Zsh Path Trouble
Oct 4, 2016I’ve been loving Zsh since switching over, but yesterday I had my first problem with it: When I tried running a python 3 program, it couldn’t find any packages. A quick exec bash -l
let me check that they still worked with bash, so it probably wasn’t a python thing, but a zsh thing. It grew even stranger when it turned out that it could still find all of my old python 2 packages just fine, as well as run the 2.7 version of Ipython in the command line.
I don’t really understand the shell all that well yet, so this post really just describes how I went about trying to fix this using the little knowledge I do have, a lot of this might be wrong and/or unsafe. If you just want to see how I actually did solve it then skip to the second to last paragraph.

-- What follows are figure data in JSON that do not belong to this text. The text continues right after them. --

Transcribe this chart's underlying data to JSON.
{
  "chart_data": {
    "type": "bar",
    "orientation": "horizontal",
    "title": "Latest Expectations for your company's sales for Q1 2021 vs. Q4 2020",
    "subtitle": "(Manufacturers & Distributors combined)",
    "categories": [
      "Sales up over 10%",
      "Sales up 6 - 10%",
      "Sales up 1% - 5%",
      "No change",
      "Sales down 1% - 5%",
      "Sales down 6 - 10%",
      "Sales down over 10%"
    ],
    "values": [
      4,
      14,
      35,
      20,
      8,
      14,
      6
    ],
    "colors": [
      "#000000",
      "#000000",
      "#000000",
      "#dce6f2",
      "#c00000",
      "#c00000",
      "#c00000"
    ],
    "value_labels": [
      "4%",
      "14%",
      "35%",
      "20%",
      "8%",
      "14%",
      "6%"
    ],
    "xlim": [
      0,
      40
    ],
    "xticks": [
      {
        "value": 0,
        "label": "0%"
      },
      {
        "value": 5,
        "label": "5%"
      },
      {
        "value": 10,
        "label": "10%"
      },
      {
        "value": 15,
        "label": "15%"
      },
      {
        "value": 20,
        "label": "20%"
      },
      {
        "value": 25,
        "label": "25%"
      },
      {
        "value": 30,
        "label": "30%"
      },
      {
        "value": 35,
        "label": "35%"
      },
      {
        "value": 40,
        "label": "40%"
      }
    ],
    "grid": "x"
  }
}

So my first though was that this was likely to have something to do with Conda, having used that to install my python 3. My next (kinda stupid) thought was that maybe my python 3 package path (in the anaconda directory) needed to be added to my $PATH? So I checked where that was:
import site
site.getsitepackages() #=> ['/Users/jkiely/anaconda/lib/python3.5/site-packages']
Added it … and of course that didn’t work. A quick check of my path on bash showed that I didn’t have the packages there ether. But it did show that I had the Conda python 3 in my path on bash but not on Zsh. Wait… so how was I even getting python 3 to run on zsh them? I checked which python3
on zsh and it turns out that unbeknownst to me I had a second python 3 installation on my system in /usr/local/bin
and when I ran python 3 it was using that.
So that helps me a bit. I have no idea how the anaconda version ended up in my bash path but not my zsh one, since it’s not in my bashrc, but I add it to zshrc and… nothing. It’s still calling the wrong python. Hmm, so I think the shell uses the first binary of that name that it finds in the path right? What if I move it to the top of my ‘export to path’ list? Nope, still wrong version. Ok how about I try this changing PATH=$PATH:/path/to/anaconda
to PATH=/path/to/anaconda/:$PATH
ensuring that it’s added to the front of the path regardless of when it’s exported. And… it works!
This solution feels a bit hacky, and I’m pretty sure that the right way to solve it, and thus the next step, is to figure out how to use virtual environments to specify exactly what version of python I want use with each project. But for now I’m glad I can at run python 3 programs at all.